Toujours aucune réponse sur le pourquoi du comment concernant les ingénieurs qui ont voulu détruire l’espèce humaine.  On n’évoquera même pas leur nom. C’est dire à quel point Prometheus, on essaye de vous le faire oublier, tout en y tirant quelques éléments histoire de ne pas se foutre encore plus de nous. Le pompom revient aux décisions des personnages.  Scott a là aussi réussit à faire pire que Prometheus. Attention, ça vire au sketch. Voyez plutôt :

  • Le personnage de Faris est mythique. La jeune femme multiplie les maladresses lorsqu’elle se retrouve face à un xénomorphe. Et ça glisse sur une tache de sang, et ça se coince la jambe en refermant précipitamment une porte pour s’enfuir, et ça tire au fusil à coté de la grosse bêbête pour au final se faire tuer d’une manière tout aussi ridicule (Révélation de l’année : le ridicule tue). Ne manquait plus que l’ajout d’une musique d’un sketch de Benny Hill pour accompagner cette séquence hilarante malgré elle (ou c’était fait exprès et là, je m’incline devant le génie),
  • Notre savant fou de David levant les bras face à la création d’un néomorphe (bébé xénomorphe qui prend sa taille finale en 1minute montre en main) qui imite son créateur, prenant l’androïde pour sa moman.
  • Un mec qui met sa tête au dessus d’un œuf ouvert juste parce qu’on lui a demandé de le faire (sachant que celui qui lui a demandé ça l’avait trahie 2 secondes plus tôt)
  • Et je vais m’isoler pour faire pipi, et je vais prendre une douche alors que je sais qu’une grosse bêbête rode dans les parages.

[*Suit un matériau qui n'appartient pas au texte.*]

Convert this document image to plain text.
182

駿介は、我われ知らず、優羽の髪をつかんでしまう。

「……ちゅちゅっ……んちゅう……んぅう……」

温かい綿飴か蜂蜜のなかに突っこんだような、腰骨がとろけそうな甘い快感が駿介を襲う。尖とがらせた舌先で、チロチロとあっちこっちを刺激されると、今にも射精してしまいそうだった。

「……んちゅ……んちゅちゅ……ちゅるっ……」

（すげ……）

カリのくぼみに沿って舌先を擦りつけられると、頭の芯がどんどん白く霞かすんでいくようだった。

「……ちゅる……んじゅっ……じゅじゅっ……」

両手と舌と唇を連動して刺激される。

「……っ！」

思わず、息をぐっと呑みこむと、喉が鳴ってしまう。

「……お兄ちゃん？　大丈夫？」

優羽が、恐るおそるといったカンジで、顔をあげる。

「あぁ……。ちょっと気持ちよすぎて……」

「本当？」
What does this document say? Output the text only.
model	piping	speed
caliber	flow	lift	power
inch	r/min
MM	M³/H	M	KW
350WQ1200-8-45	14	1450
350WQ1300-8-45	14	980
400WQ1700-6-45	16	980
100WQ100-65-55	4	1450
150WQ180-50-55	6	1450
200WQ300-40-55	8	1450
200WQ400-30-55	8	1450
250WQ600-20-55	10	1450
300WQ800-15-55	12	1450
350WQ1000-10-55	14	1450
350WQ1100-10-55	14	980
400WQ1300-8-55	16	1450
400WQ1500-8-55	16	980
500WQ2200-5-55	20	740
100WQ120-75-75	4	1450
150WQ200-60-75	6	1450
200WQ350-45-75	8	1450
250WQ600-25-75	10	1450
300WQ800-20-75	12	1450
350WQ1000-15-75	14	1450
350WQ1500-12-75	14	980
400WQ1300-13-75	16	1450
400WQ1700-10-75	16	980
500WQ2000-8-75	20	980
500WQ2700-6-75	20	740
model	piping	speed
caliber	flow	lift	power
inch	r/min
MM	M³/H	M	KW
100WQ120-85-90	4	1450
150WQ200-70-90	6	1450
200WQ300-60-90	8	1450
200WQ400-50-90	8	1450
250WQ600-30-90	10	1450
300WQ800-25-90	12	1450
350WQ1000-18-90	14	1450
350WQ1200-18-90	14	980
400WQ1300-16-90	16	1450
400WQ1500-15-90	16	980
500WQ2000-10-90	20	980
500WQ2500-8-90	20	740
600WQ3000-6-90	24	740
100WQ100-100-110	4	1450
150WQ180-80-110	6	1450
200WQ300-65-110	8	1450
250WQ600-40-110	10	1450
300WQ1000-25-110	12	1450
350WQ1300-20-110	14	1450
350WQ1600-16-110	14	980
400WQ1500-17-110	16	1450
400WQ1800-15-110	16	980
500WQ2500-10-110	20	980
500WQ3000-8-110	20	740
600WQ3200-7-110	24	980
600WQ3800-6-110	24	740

Insouciance, Alzheimer ou tout simplement bêtise?
  • Quand au fait de débarquer sans combinaison sur une planète supposée habitable, ça fait peur.

scott covenant

Demeure de la bonne volonté comme rectifier quelques erreurs matérielles dans Prometheus. La technologie colle plus à l’époque, l’ambiance sombre et glauque à l’image de la musique colle bien plus à l’univers Alien. Pour ce qui est de l’intrigue de sa suite, pas si inintéressante si on la sort de l’univers Alien, le mal est déjà fait, impossible de réparer quoi que ce soit sans s’enfoncer encore plus dans l’incohérence. Ce qui attend le fan d’Alien risque de le faire grincer des dents de nouveau, se demandant quand ce cauchemar prendra fin.

alien neil blomkamp

Horreur lorsque l’on apprend que la vraie suite d’Alien (Neil Blompkamp en réal et Sigourney Weaver/Michael Biehn de retour) a été récemment abandonnée définitivement, tout ça parce que Scott a fait son petit caprice, renommant son Prometheus 2 en Alien Covenant, juste pour enterrer son concurrent et donner la priorité à sa nouvelle série de films faisant le lien avec Alien Le huitième passager. Le réalisateur âgé de bientôt 80 ans écrira des scénarios jusqu’à son dernier souffle pour le pire, et pour le pire. Heureusement que son histoire de préquelle de Blade Runner ne c’est jamais faite. C’est au moins ça de sauvé. Dire que dans son jeune âge, Scott était un vrai visionnaire à la filmographie exemplaire…

 

Au final Alien Covenant arrive à faire PIRE que Prometheus. Pourtant, c’est très beau, les scènes d’actions sont bien menées, l’ambiance est plus sombre et angoissante que la préquelle, les musiques dans le ton du film, les questionnements philosophiques très intéressants (la création, la relation entre Walter et David, le deuil,…), MAIS tout est prévisible à des kilomètres malgré une fin inédite et originale, aucune frayeur, aucune surprise (sauf le twist final, seul point positif), les Aliens tout en CGI sont immondes, les personnages sont peu développés et franchement débiles (prétexte à vous offrir de la scène gore), et, le clou du spectacle, il revient à l’histoire encore une fois pleine d’incohérences scénaristiques où le fan de la franchise Alien passera  son temps à se dire :  » mais pourquoi?! ». A choisir entre Life et Alien Covenant, préférez Life. Lui au moins n’a pas de problème d’égo.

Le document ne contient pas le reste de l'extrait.